The miners, admiring her spunk if not her talent, took to her as the underdog.

Meanwhile, accused by the editor of the Daily Californian of padding her audiences with paid applauders, Lola challenged the editor to a duel, giving him a choice of pistols or “pills.” The tablet duel called for two identical pills in a box. “One shall be poisoned and the other not, and the chances are even,” Lola said disdainfully.

Despite these even odds, the newspaperman declined the duel. But the novel choice of weapons quickly entered local folklore with men taunting each other with “pistols or pizen” challenges.

The end result was that Lola did well enough in Sacramento, possibly because her competition was such as “Zohara the Hemmaphrodite.”

Finally, Lola and Hull settled upon Grass Valley as a location. The little town at the foot of the Sierra Nevada reminded her of Bavaria and had the virtue of having the richest mines in California (it was known as the “Gold Capital of America”). It also had only 300 women among the population of 4,000.

Lola bought a house that had been a gambling and prostitution den and spent some $5,000 fixing it up, importing many items from San Francisco. She added glass panels, sliding doors, Louis Seize cabinets, a swan bed with a silk canopy, and a bathtub from the east. She had her bathroom attached to her bedroom, an innovation for Grass Valley. From Europe, Ludwig sent some of her favorite furniture as well as a crown-shaped gold comb.

In return, Lola installed a bust of Ludwig in the hall to greet guests. This didn’t sit well with Hull, who was already jealous of past lovers and current flirtations.

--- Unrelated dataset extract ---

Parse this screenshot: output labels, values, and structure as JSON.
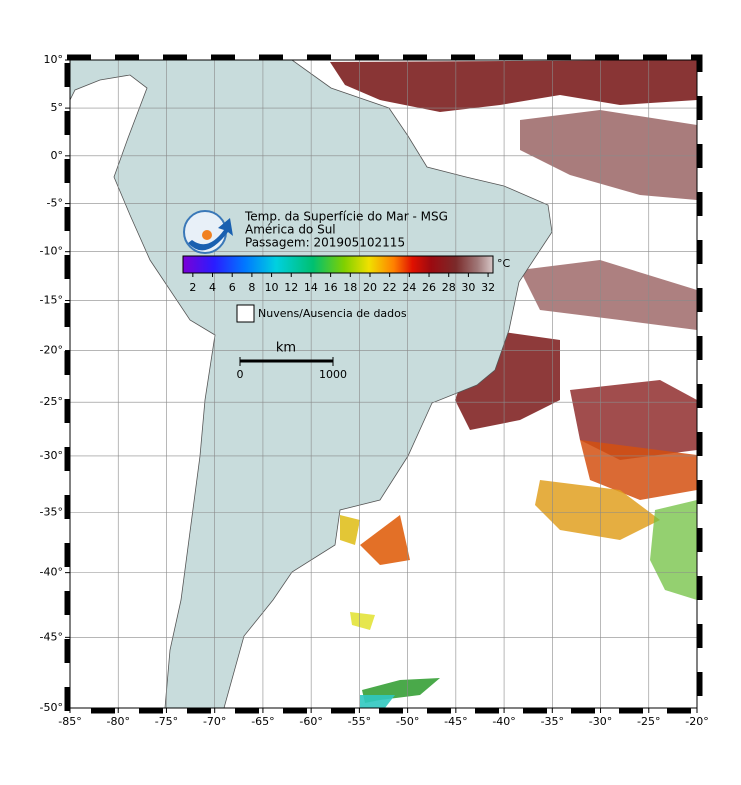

To scare off miners unaware of the house’s change of ownership, Lola put her pet bear cub, Major, out in front on a chain. Drunk or sober, the minors got the idea. When a visiting violinist asked for a lock of her hair she said, “I have a pet grizzly in my orchard. If you wrestle with him for three minutes, you shall have enough of my hair to make a bow for your fiddle.” Accepting on condition the bear was muzzled, the violinist made off with his hard-won treasure.